Real opportunities for the youth to fully develop into mature and independent individuals do not exist – this being expressed by the increasing number of our youth who seek employment abroad rather than invest their skills in a static and manipulated economy that shows no real growth and development.
Many of those who do remain invest their energies in the drug and gang culture where they are afforded some sort of fleeting survival. The recent proposal for the formation of the Small and Medium Size Enterprise Agency (SMEDA), in my opinion, is a clever way of renaming a failed Bahamas Development Bank that gives no real thought to new strategies for entrepreneurial encouragement and the development of lower turnover businesses into successful ventures.

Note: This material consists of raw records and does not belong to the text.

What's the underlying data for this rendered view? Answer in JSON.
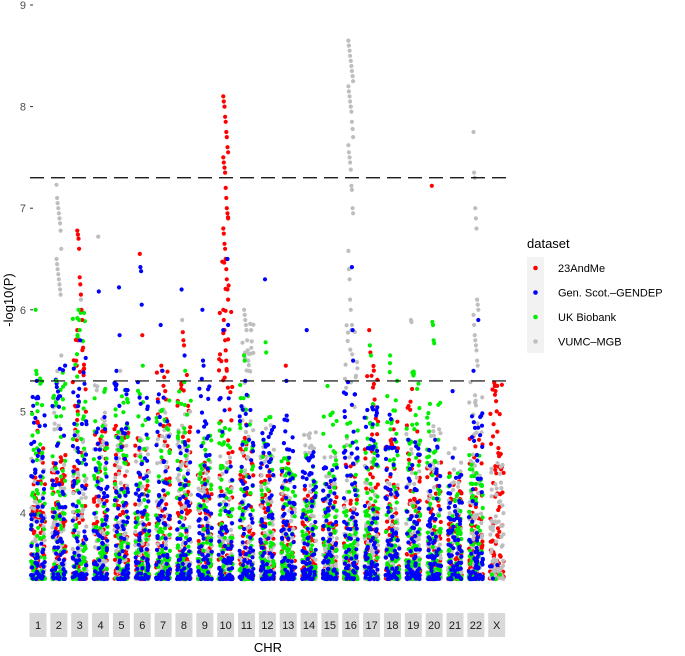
{
  "chart_data": {
    "type": "scatter",
    "subtype": "manhattan",
    "title": "",
    "xlabel": "CHR",
    "ylabel": "-log10(P)",
    "ylim": [
      3.3,
      9.05
    ],
    "yticks": [
      4,
      5,
      6,
      7,
      8,
      9
    ],
    "grid": false,
    "thresholds": [
      7.3,
      5.3
    ],
    "threshold_style": "dashed",
    "legend": {
      "title": "dataset",
      "placement": "right",
      "entries": [
        {
          "name": "23AndMe",
          "color": "#ff0000"
        },
        {
          "name": "Gen. Scot.–GENDEP",
          "color": "#0000ff"
        },
        {
          "name": "UK Biobank",
          "color": "#00ee00"
        },
        {
          "name": "VUMC–MGB",
          "color": "#bebebe"
        }
      ]
    },
    "chromosomes": [
      "1",
      "2",
      "3",
      "4",
      "5",
      "6",
      "7",
      "8",
      "9",
      "10",
      "11",
      "12",
      "13",
      "14",
      "15",
      "16",
      "17",
      "18",
      "19",
      "20",
      "21",
      "22",
      "X"
    ],
    "bulk_max": {
      "series_order": [
        "23AndMe",
        "VUMC–MGB",
        "UK Biobank",
        "Gen. Scot.–GENDEP"
      ],
      "values": [
        [
          4.9,
          4.6,
          5.4,
          5.3
        ],
        [
          4.6,
          5.5,
          5.4,
          5.6
        ],
        [
          5.9,
          4.8,
          6.0,
          5.7
        ],
        [
          4.9,
          5.3,
          5.3,
          5.0
        ],
        [
          4.9,
          4.8,
          5.3,
          5.4
        ],
        [
          4.8,
          4.8,
          5.3,
          5.3
        ],
        [
          5.4,
          5.1,
          5.2,
          5.2
        ],
        [
          5.4,
          5.0,
          5.3,
          4.8
        ],
        [
          4.5,
          4.6,
          4.8,
          5.4
        ],
        [
          7.0,
          4.6,
          4.9,
          5.2
        ],
        [
          4.9,
          6.0,
          5.3,
          5.2
        ],
        [
          4.6,
          4.9,
          5.0,
          5.0
        ],
        [
          4.5,
          4.4,
          4.6,
          5.0
        ],
        [
          4.3,
          4.8,
          4.6,
          4.6
        ],
        [
          4.3,
          4.6,
          5.0,
          4.5
        ],
        [
          4.5,
          5.9,
          5.0,
          5.3
        ],
        [
          5.5,
          4.6,
          5.2,
          5.1
        ],
        [
          4.9,
          4.3,
          5.5,
          5.0
        ],
        [
          5.2,
          4.8,
          5.4,
          4.9
        ],
        [
          4.5,
          4.9,
          5.2,
          4.8
        ],
        [
          4.4,
          4.7,
          4.4,
          4.6
        ],
        [
          4.8,
          5.3,
          4.6,
          5.0
        ],
        [
          5.3,
          4.5,
          3.5,
          3.5
        ]
      ]
    },
    "top_hits": [
      {
        "chr": "1",
        "points": [
          [
            "UK Biobank",
            6.0
          ],
          [
            "UK Biobank",
            5.4
          ],
          [
            "Gen. Scot.–GENDEP",
            5.3
          ],
          [
            "23AndMe",
            4.9
          ]
        ]
      },
      {
        "chr": "2",
        "points": [
          [
            "VUMC–MGB",
            7.23
          ],
          [
            "VUMC–MGB",
            7.1
          ],
          [
            "VUMC–MGB",
            7.05
          ],
          [
            "VUMC–MGB",
            7.0
          ],
          [
            "VUMC–MGB",
            6.95
          ],
          [
            "VUMC–MGB",
            6.9
          ],
          [
            "VUMC–MGB",
            6.85
          ],
          [
            "VUMC–MGB",
            6.78
          ],
          [
            "VUMC–MGB",
            6.6
          ],
          [
            "VUMC–MGB",
            6.5
          ],
          [
            "VUMC–MGB",
            6.45
          ],
          [
            "VUMC–MGB",
            6.4
          ],
          [
            "VUMC–MGB",
            6.35
          ],
          [
            "VUMC–MGB",
            6.3
          ],
          [
            "VUMC–MGB",
            6.25
          ],
          [
            "VUMC–MGB",
            6.2
          ],
          [
            "VUMC–MGB",
            6.15
          ],
          [
            "VUMC–MGB",
            5.55
          ],
          [
            "UK Biobank",
            5.3
          ]
        ]
      },
      {
        "chr": "3",
        "points": [
          [
            "23AndMe",
            6.78
          ],
          [
            "23AndMe",
            6.74
          ],
          [
            "23AndMe",
            6.7
          ],
          [
            "23AndMe",
            6.6
          ],
          [
            "23AndMe",
            6.32
          ],
          [
            "23AndMe",
            6.25
          ],
          [
            "23AndMe",
            6.15
          ],
          [
            "23AndMe",
            6.0
          ],
          [
            "23AndMe",
            5.9
          ],
          [
            "23AndMe",
            5.8
          ],
          [
            "23AndMe",
            5.7
          ],
          [
            "UK Biobank",
            6.0
          ],
          [
            "UK Biobank",
            5.9
          ],
          [
            "UK Biobank",
            5.8
          ],
          [
            "Gen. Scot.–GENDEP",
            5.7
          ],
          [
            "VUMC–MGB",
            6.1
          ]
        ]
      },
      {
        "chr": "4",
        "points": [
          [
            "VUMC–MGB",
            6.72
          ],
          [
            "Gen. Scot.–GENDEP",
            6.18
          ]
        ]
      },
      {
        "chr": "5",
        "points": [
          [
            "Gen. Scot.–GENDEP",
            6.22
          ],
          [
            "Gen. Scot.–GENDEP",
            5.75
          ],
          [
            "VUMC–MGB",
            5.4
          ]
        ]
      },
      {
        "chr": "6",
        "points": [
          [
            "23AndMe",
            6.55
          ],
          [
            "Gen. Scot.–GENDEP",
            6.42
          ],
          [
            "Gen. Scot.–GENDEP",
            6.38
          ],
          [
            "Gen. Scot.–GENDEP",
            6.05
          ],
          [
            "23AndMe",
            5.75
          ],
          [
            "UK Biobank",
            5.45
          ]
        ]
      },
      {
        "chr": "7",
        "points": [
          [
            "Gen. Scot.–GENDEP",
            5.85
          ],
          [
            "23AndMe",
            5.45
          ],
          [
            "23AndMe",
            5.4
          ],
          [
            "Gen. Scot.–GENDEP",
            5.4
          ]
        ]
      },
      {
        "chr": "8",
        "points": [
          [
            "Gen. Scot.–GENDEP",
            6.2
          ],
          [
            "VUMC–MGB",
            5.9
          ],
          [
            "23AndMe",
            5.78
          ],
          [
            "23AndMe",
            5.7
          ],
          [
            "23AndMe",
            5.65
          ],
          [
            "Gen. Scot.–GENDEP",
            5.55
          ],
          [
            "UK Biobank",
            5.4
          ]
        ]
      },
      {
        "chr": "9",
        "points": [
          [
            "Gen. Scot.–GENDEP",
            6.0
          ],
          [
            "Gen. Scot.–GENDEP",
            5.5
          ],
          [
            "Gen. Scot.–GENDEP",
            5.45
          ]
        ]
      },
      {
        "chr": "10",
        "points": [
          [
            "23AndMe",
            8.1
          ],
          [
            "23AndMe",
            8.05
          ],
          [
            "23AndMe",
            8.0
          ],
          [
            "23AndMe",
            7.9
          ],
          [
            "23AndMe",
            7.85
          ],
          [
            "23AndMe",
            7.75
          ],
          [
            "23AndMe",
            7.7
          ],
          [
            "23AndMe",
            7.6
          ],
          [
            "23AndMe",
            7.55
          ],
          [
            "23AndMe",
            7.5
          ],
          [
            "23AndMe",
            7.45
          ],
          [
            "23AndMe",
            7.4
          ],
          [
            "23AndMe",
            7.35
          ],
          [
            "23AndMe",
            7.2
          ],
          [
            "23AndMe",
            7.1
          ],
          [
            "23AndMe",
            7.0
          ],
          [
            "23AndMe",
            6.95
          ],
          [
            "23AndMe",
            6.9
          ],
          [
            "23AndMe",
            6.8
          ],
          [
            "23AndMe",
            6.75
          ],
          [
            "23AndMe",
            6.65
          ],
          [
            "23AndMe",
            6.6
          ],
          [
            "23AndMe",
            6.5
          ],
          [
            "23AndMe",
            6.4
          ],
          [
            "23AndMe",
            6.3
          ],
          [
            "23AndMe",
            6.2
          ],
          [
            "23AndMe",
            6.1
          ],
          [
            "23AndMe",
            6.0
          ],
          [
            "23AndMe",
            5.9
          ],
          [
            "23AndMe",
            5.8
          ],
          [
            "23AndMe",
            5.7
          ],
          [
            "23AndMe",
            5.6
          ],
          [
            "23AndMe",
            5.5
          ],
          [
            "23AndMe",
            5.4
          ],
          [
            "Gen. Scot.–GENDEP",
            6.5
          ],
          [
            "Gen. Scot.–GENDEP",
            5.85
          ],
          [
            "Gen. Scot.–GENDEP",
            5.8
          ]
        ]
      },
      {
        "chr": "11",
        "points": [
          [
            "VUMC–MGB",
            6.0
          ],
          [
            "VUMC–MGB",
            5.95
          ],
          [
            "VUMC–MGB",
            5.9
          ],
          [
            "VUMC–MGB",
            5.85
          ],
          [
            "VUMC–MGB",
            5.8
          ],
          [
            "VUMC–MGB",
            5.7
          ],
          [
            "VUMC–MGB",
            5.6
          ],
          [
            "VUMC–MGB",
            5.5
          ],
          [
            "VUMC–MGB",
            5.4
          ],
          [
            "UK Biobank",
            5.55
          ],
          [
            "UK Biobank",
            5.5
          ],
          [
            "Gen. Scot.–GENDEP",
            5.3
          ]
        ]
      },
      {
        "chr": "12",
        "points": [
          [
            "Gen. Scot.–GENDEP",
            6.3
          ],
          [
            "UK Biobank",
            5.68
          ],
          [
            "UK Biobank",
            5.58
          ]
        ]
      },
      {
        "chr": "13",
        "points": [
          [
            "23AndMe",
            5.45
          ],
          [
            "Gen. Scot.–GENDEP",
            5.3
          ]
        ]
      },
      {
        "chr": "14",
        "points": [
          [
            "Gen. Scot.–GENDEP",
            5.8
          ]
        ]
      },
      {
        "chr": "15",
        "points": [
          [
            "UK Biobank",
            5.25
          ]
        ]
      },
      {
        "chr": "16",
        "points": [
          [
            "VUMC–MGB",
            8.65
          ],
          [
            "VUMC–MGB",
            8.6
          ],
          [
            "VUMC–MGB",
            8.55
          ],
          [
            "VUMC–MGB",
            8.5
          ],
          [
            "VUMC–MGB",
            8.45
          ],
          [
            "VUMC–MGB",
            8.4
          ],
          [
            "VUMC–MGB",
            8.35
          ],
          [
            "VUMC–MGB",
            8.3
          ],
          [
            "VUMC–MGB",
            8.25
          ],
          [
            "VUMC–MGB",
            8.2
          ],
          [
            "VUMC–MGB",
            8.15
          ],
          [
            "VUMC–MGB",
            8.1
          ],
          [
            "VUMC–MGB",
            8.05
          ],
          [
            "VUMC–MGB",
            8.0
          ],
          [
            "VUMC–MGB",
            7.95
          ],
          [
            "VUMC–MGB",
            7.85
          ],
          [
            "VUMC–MGB",
            7.78
          ],
          [
            "VUMC–MGB",
            7.7
          ],
          [
            "VUMC–MGB",
            7.62
          ],
          [
            "VUMC–MGB",
            7.55
          ],
          [
            "VUMC–MGB",
            7.5
          ],
          [
            "VUMC–MGB",
            7.45
          ],
          [
            "VUMC–MGB",
            7.38
          ],
          [
            "VUMC–MGB",
            7.22
          ],
          [
            "VUMC–MGB",
            7.18
          ],
          [
            "VUMC–MGB",
            7.0
          ],
          [
            "VUMC–MGB",
            6.95
          ],
          [
            "VUMC–MGB",
            6.58
          ],
          [
            "VUMC–MGB",
            6.4
          ],
          [
            "VUMC–MGB",
            6.3
          ],
          [
            "VUMC–MGB",
            6.1
          ],
          [
            "VUMC–MGB",
            6.0
          ],
          [
            "VUMC–MGB",
            5.8
          ],
          [
            "Gen. Scot.–GENDEP",
            6.42
          ],
          [
            "Gen. Scot.–GENDEP",
            5.8
          ],
          [
            "Gen. Scot.–GENDEP",
            5.5
          ]
        ]
      },
      {
        "chr": "17",
        "points": [
          [
            "23AndMe",
            5.8
          ],
          [
            "UK Biobank",
            5.65
          ],
          [
            "23AndMe",
            5.58
          ],
          [
            "UK Biobank",
            5.55
          ],
          [
            "23AndMe",
            5.35
          ]
        ]
      },
      {
        "chr": "18",
        "points": [
          [
            "UK Biobank",
            5.55
          ]
        ]
      },
      {
        "chr": "19",
        "points": [
          [
            "VUMC–MGB",
            5.9
          ],
          [
            "VUMC–MGB",
            5.88
          ],
          [
            "23AndMe",
            5.22
          ]
        ]
      },
      {
        "chr": "20",
        "points": [
          [
            "23AndMe",
            7.22
          ],
          [
            "UK Biobank",
            5.88
          ],
          [
            "UK Biobank",
            5.85
          ],
          [
            "UK Biobank",
            5.7
          ],
          [
            "UK Biobank",
            5.67
          ]
        ]
      },
      {
        "chr": "21",
        "points": [
          [
            "Gen. Scot.–GENDEP",
            5.2
          ]
        ]
      },
      {
        "chr": "22",
        "points": [
          [
            "VUMC–MGB",
            7.75
          ],
          [
            "VUMC–MGB",
            7.35
          ],
          [
            "VUMC–MGB",
            7.3
          ],
          [
            "VUMC–MGB",
            7.0
          ],
          [
            "VUMC–MGB",
            6.9
          ],
          [
            "VUMC–MGB",
            6.8
          ],
          [
            "VUMC–MGB",
            6.1
          ],
          [
            "VUMC–MGB",
            6.05
          ],
          [
            "VUMC–MGB",
            6.0
          ],
          [
            "VUMC–MGB",
            5.95
          ],
          [
            "VUMC–MGB",
            5.85
          ],
          [
            "VUMC–MGB",
            5.75
          ],
          [
            "VUMC–MGB",
            5.7
          ],
          [
            "VUMC–MGB",
            5.65
          ],
          [
            "VUMC–MGB",
            5.6
          ],
          [
            "VUMC–MGB",
            5.5
          ],
          [
            "VUMC–MGB",
            5.45
          ],
          [
            "Gen. Scot.–GENDEP",
            5.9
          ],
          [
            "Gen. Scot.–GENDEP",
            5.4
          ]
        ]
      },
      {
        "chr": "X",
        "points": [
          [
            "23AndMe",
            5.28
          ],
          [
            "23AndMe",
            5.25
          ],
          [
            "23AndMe",
            5.2
          ],
          [
            "23AndMe",
            5.1
          ],
          [
            "23AndMe",
            5.0
          ],
          [
            "23AndMe",
            4.8
          ]
        ]
      }
    ]
  }
}
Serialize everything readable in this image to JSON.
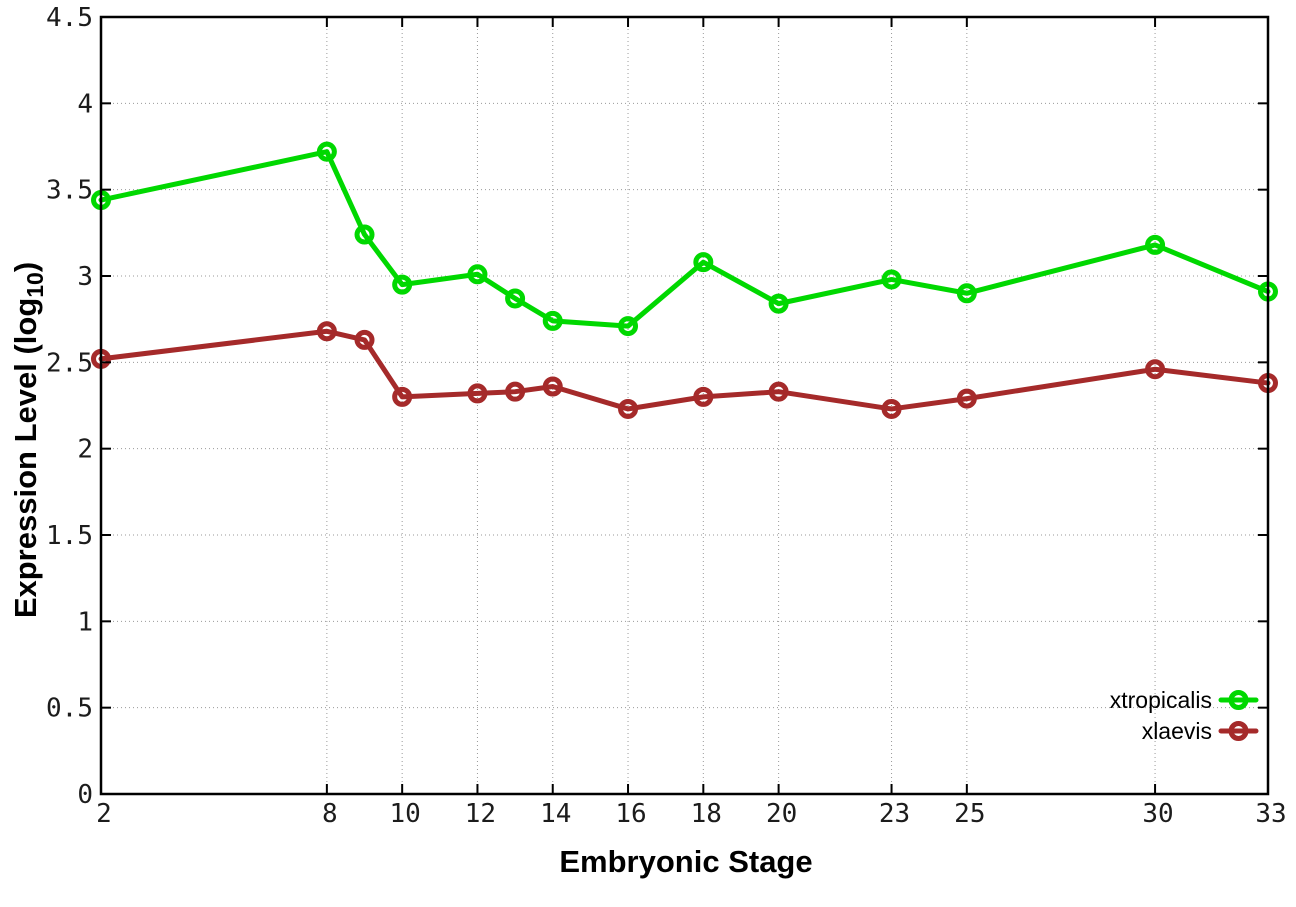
{
  "chart_data": {
    "type": "line",
    "title": "",
    "xlabel": "Embryonic Stage",
    "ylabel": "Expression Level (log10)",
    "ylabel_prefix": "Expression Level (log",
    "ylabel_subscript": "10",
    "ylabel_suffix": ")",
    "x": [
      2,
      8,
      9,
      10,
      12,
      13,
      14,
      16,
      18,
      20,
      23,
      25,
      30,
      33
    ],
    "series": [
      {
        "name": "xtropicalis",
        "color": "#00d800",
        "values": [
          3.44,
          3.72,
          3.24,
          2.95,
          3.01,
          2.87,
          2.74,
          2.71,
          3.08,
          2.84,
          2.98,
          2.9,
          3.18,
          2.91
        ]
      },
      {
        "name": "xlaevis",
        "color": "#a52a2a",
        "values": [
          2.52,
          2.68,
          2.63,
          2.3,
          2.32,
          2.33,
          2.36,
          2.23,
          2.3,
          2.33,
          2.23,
          2.29,
          2.46,
          2.38
        ]
      }
    ],
    "xlim": [
      2,
      33
    ],
    "ylim": [
      0,
      4.5
    ],
    "xticks": [
      2,
      8,
      10,
      12,
      14,
      16,
      18,
      20,
      23,
      25,
      30,
      33
    ],
    "xtick_labels": [
      "2",
      "8",
      "10",
      "12",
      "14",
      "16",
      "18",
      "20",
      "23",
      "25",
      "30",
      "33"
    ],
    "yticks": [
      0,
      0.5,
      1,
      1.5,
      2,
      2.5,
      3,
      3.5,
      4,
      4.5
    ],
    "ytick_labels": [
      "0",
      "0.5",
      "1",
      "1.5",
      "2",
      "2.5",
      "3",
      "3.5",
      "4",
      "4.5"
    ],
    "grid": true,
    "marker": "open-circle",
    "legend_position": "inside-bottom-right",
    "background_color": "#ffffff",
    "border_color": "#000000",
    "grid_color": "#9a9a9a"
  }
}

Education is the key to instituting a qualified and capable workforce that has the ability to participate and contribute to a healthy community where wealth is so much more than the accumulation of material and consumer products. The recent proposals by the government to cut into the education budget for our young people will only magnify the inability of the young to accede to a much better quality of life, with no chance of becoming independent, free thinking individuals, who can contribute to a healthy society.
It is high time that the political class stops playing games in “the sandpit of Parliament” and as a mature leadership direct their energies toward a realistic national development program where every member of society is able to contribute and to so also benefit.
Wasteful and frivolous expenditure from the public purse must stop, and investment in essential services must be worked out so that the country as a whole can grow and mature into a strong and stable nation.
I fully support the demands of our youth and call on the government, with all parties and partisans, to reexamine its strategies and come up with a long-term plan that will benefit all Bahamians.
As Komolafe so ably postulated: “The youth have come looking for The Bahamas.”